En la terminal de llegadas esperaron más de tres horas el vuelo procedente de Quito y Guayaquil, que sufría demoras constantes. Por el suelo rodaba el biberón de una niña que esperaba a su padre, otras familias aguardaban con gesto inquieto, consultaban el reloj, paseaban arriba y abajo. Todos rostros extranjeros, miradas de desconfianza, tensión. A ratos parecía el duelo a la puerta de una morgue más que la llegada de un avión. Daniela y su amiga Nancy sólo aceptaron de Lorenzo una botella de agua para soportar la espera. El se interesó por su venida a España, sus condiciones laborales. Ninguna de las dos tenía aún papeles. Trabajaban ambas sin contrato en el servicio doméstico. Daniela decía estar contenta con la pareja del quinto; Nancy era más crítica con la familia de un anciano al que atendía. Compartían piso con otras tres amigas, un primero cerca de Atocha. Nancy tenía una hija en Ecuador, al cuidado de la abuela, a quien enviaba dinero cada mes. Yo no dejé a nadie atrás, dijo Daniela, aunque explicó que sostenía a su madre y sus hermanos pequeños en Loja.
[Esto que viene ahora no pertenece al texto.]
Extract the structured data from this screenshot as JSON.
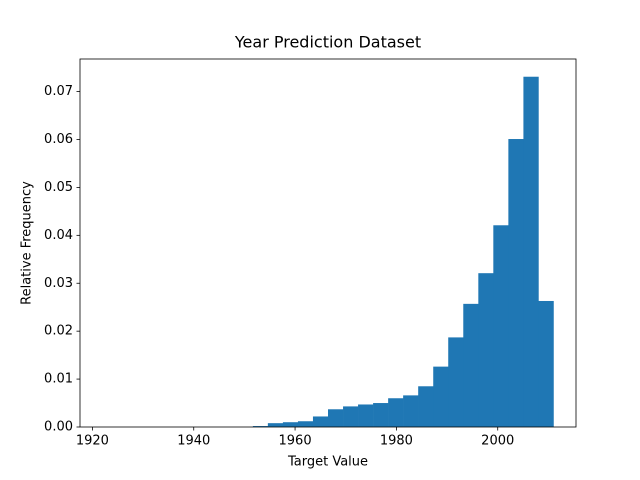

Nancy temía que a su primo lo retuvieran en la aduana. Daniela la tranquilizaba. A medida que avanzaba la espera agradecían con más cordialidad a Lorenzo que las hubiera acompañado. Nada, nada, decía él, pero ellas insistían. Temían a los taxistas españoles, acostumbrados a timar extranjeros, y si Wilson, que así se llamaba el primo de Nancy, venía muy cargado, ir en metro sería una lata. Si le pides el favor a alguien conocido, dijo Daniela, poco menos que se cree con derechos sobre ti. Lorenzo no dijo nada. Pese a las peripecias que contaban, Lorenzo no percibía en ellas asomo de frustración. Interrogaba a Nancy sobre si echaba de menos a su hija, pero si la estoy malcriando, respondía ella, tiene los mejores juguetes del barrio. Daniela sonreía con las mejillas y achinaba los ojos indios bellísimos, rasgados.